В числе арестованных был английский подданный, который не пожелал при аресте назвать свою фамилию. Доставленный в ВЧК, «неизвестный» англичанин заявил, что он — английский дипломатический представитель Локкарт. Сотрудники ВЧК ответили, что Локкарт будет немедленно освобождён; однако они спросили его, не пожелает ли он дать объяснения по поводу своих связей с контрреволюционерами. Локкарт категорически от­рицал какие-либо свои сношения с ними. Когда же ему были показаны документы и приведены доказатель­ства, что он принимал на своей квартире заговорщиков, Локкарт сослался на своё дипломатическое положение, якобы избавляю­щее его от каких-либо допросов. Английскому дипломатическому представителю сообщили, что его не допрашивают как аресто­ванного; ему лишь дают возможность доказать, что «некий Локкарт организатор антисоветского заговора» и Локкарт – английский дипломатический представитель – разные лица.

Захваченные документы показали, что вместе с французским генеральным консулом в Москве Тренером и французским генералом Лавернем Локкарт пытался подкупить красноармей­цев, охранявших Кремль, чтобы арестовать Совнарком и сверг­нуть советскую власть. После свидания Локкарта с командиром одной из войсковых частей, на которую возлагали задачу за­хвата Совнаркома, дальнейшие сношения с красными команди­рами велись через лейтенанта английской службы Сиднея Рейли. Предполагалось одновременно с Кремлём захватить Государственный банк, центральную телефонную станцию, теле­граф и установить военную диктатуру. Заговорщики очень бес­покоились, как бы при захвате Совнаркома не избежал ареста и В. И. Ленин. Арестованных членов Совнаркома и, прежде всего Ленина, предполагали немедленно отправить в Архангельск, который уже 2 августа был занят англичанами.

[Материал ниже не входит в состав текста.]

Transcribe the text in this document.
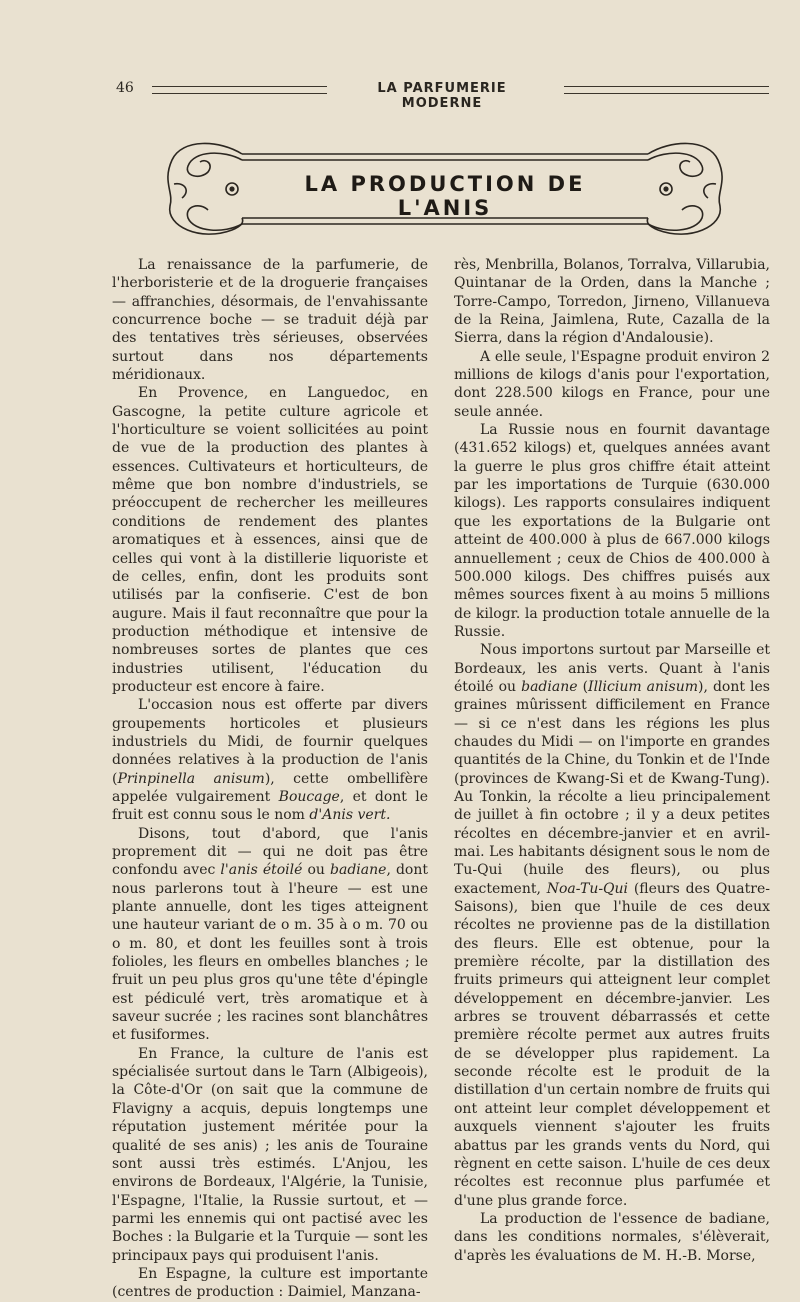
46	LA PARFUMERIE MODERNE
LA PRODUCTION DE L'ANIS

La renaissance de la parfumerie, de l'herboristerie et de la droguerie françaises — affranchies, désormais, de l'envahissante concurrence boche — se traduit déjà par des tentatives très sérieuses, observées surtout dans nos départements méridionaux.

En Provence, en Languedoc, en Gascogne, la petite culture agricole et l'horticulture se voient sollicitées au point de vue de la production des plantes à essences. Cultivateurs et horticulteurs, de même que bon nombre d'industriels, se préoccupent de rechercher les meilleures conditions de rendement des plantes aromatiques et à essences, ainsi que de celles qui vont à la distillerie liquoriste et de celles, enfin, dont les produits sont utilisés par la confiserie. C'est de bon augure. Mais il faut reconnaître que pour la production méthodique et intensive de nombreuses sortes de plantes que ces industries utilisent, l'éducation du producteur est encore à faire.

L'occasion nous est offerte par divers groupements horticoles et plusieurs industriels du Midi, de fournir quelques données relatives à la production de l'anis (Prinpinella anisum), cette ombellifère appelée vulgairement Boucage, et dont le fruit est connu sous le nom d'Anis vert.

Disons, tout d'abord, que l'anis proprement dit — qui ne doit pas être confondu avec l'anis étoilé ou badiane, dont nous parlerons tout à l'heure — est une plante annuelle, dont les tiges atteignent une hauteur variant de o m. 35 à o m. 70 ou o m. 80, et dont les feuilles sont à trois folioles, les fleurs en ombelles blanches ; le fruit un peu plus gros qu'une tête d'épingle est pédiculé vert, très aromatique et à saveur sucrée ; les racines sont blanchâtres et fusiformes.

En France, la culture de l'anis est spécialisée surtout dans le Tarn (Albigeois), la Côte-d'Or (on sait que la commune de Flavigny a acquis, depuis longtemps une réputation justement méritée pour la qualité de ses anis) ; les anis de Touraine sont aussi très estimés. L'Anjou, les environs de Bordeaux, l'Algérie, la Tunisie, l'Espagne, l'Italie, la Russie surtout, et — parmi les ennemis qui ont pactisé avec les Boches : la Bulgarie et la Turquie — sont les principaux pays qui produisent l'anis.

En Espagne, la culture est importante (centres de production : Daimiel, Manzana-

rès, Menbrilla, Bolanos, Torralva, Villarubia, Quintanar de la Orden, dans la Manche ; Torre-Campo, Torredon, Jirneno, Villanueva de la Reina, Jaimlena, Rute, Cazalla de la Sierra, dans la région d'Andalousie).

A elle seule, l'Espagne produit environ 2 millions de kilogs d'anis pour l'exportation, dont 228.500 kilogs en France, pour une seule année.

La Russie nous en fournit davantage (431.652 kilogs) et, quelques années avant la guerre le plus gros chiffre était atteint par les importations de Turquie (630.000 kilogs). Les rapports consulaires indiquent que les exportations de la Bulgarie ont atteint de 400.000 à plus de 667.000 kilogs annuellement ; ceux de Chios de 400.000 à 500.000 kilogs. Des chiffres puisés aux mêmes sources fixent à au moins 5 millions de kilogr. la production totale annuelle de la Russie.

Nous importons surtout par Marseille et Bordeaux, les anis verts. Quant à l'anis étoilé ou badiane (Illicium anisum), dont les graines mûrissent difficilement en France — si ce n'est dans les régions les plus chaudes du Midi — on l'importe en grandes quantités de la Chine, du Tonkin et de l'Inde (provinces de Kwang-Si et de Kwang-Tung). Au Tonkin, la récolte a lieu principalement de juillet à fin octobre ; il y a deux petites récoltes en décembre-janvier et en avril-mai. Les habitants désignent sous le nom de Tu-Qui (huile des fleurs), ou plus exactement, Noa-Tu-Qui (fleurs des Quatre-Saisons), bien que l'huile de ces deux récoltes ne provienne pas de la distillation des fleurs. Elle est obtenue, pour la première récolte, par la distillation des fruits primeurs qui atteignent leur complet développement en décembre-janvier. Les arbres se trouvent débarrassés et cette première récolte permet aux autres fruits de se développer plus rapidement. La seconde récolte est le produit de la distillation d'un certain nombre de fruits qui ont atteint leur complet développement et auxquels viennent s'ajouter les fruits abattus par les grands vents du Nord, qui règnent en cette saison. L'huile de ces deux récoltes est reconnue plus parfumée et d'une plus grande force.

La production de l'essence de badiane, dans les conditions normales, s'élèverait, d'après les évaluations de M. H.-B. Morse,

Агент Рейли, не соглашаясь на отправку Ленина, говорил участникам за­говора: «Ленин обладает удивительной способностью подходить к простому человеку. Можно быть уверенным, что за время поездки в Архангельск он сумеет склонить на свою сторону конвойных, и те освободят его. Поэтому было бы наиболее вер­ным Ленина немедленно после ареста расстрелять».

Выяснилось также, что в случае удачи переворота предпола­галось опубликовать подложную тайную переписку советского правительства с правительством Германии и сфабриковать фальшивые договоры, чтобы создать соответствующее настроение для возобновления войны с Германией. Заговорщики пользова­лись официальными британскими документами за подписью Локкарта, найденными у арестованных.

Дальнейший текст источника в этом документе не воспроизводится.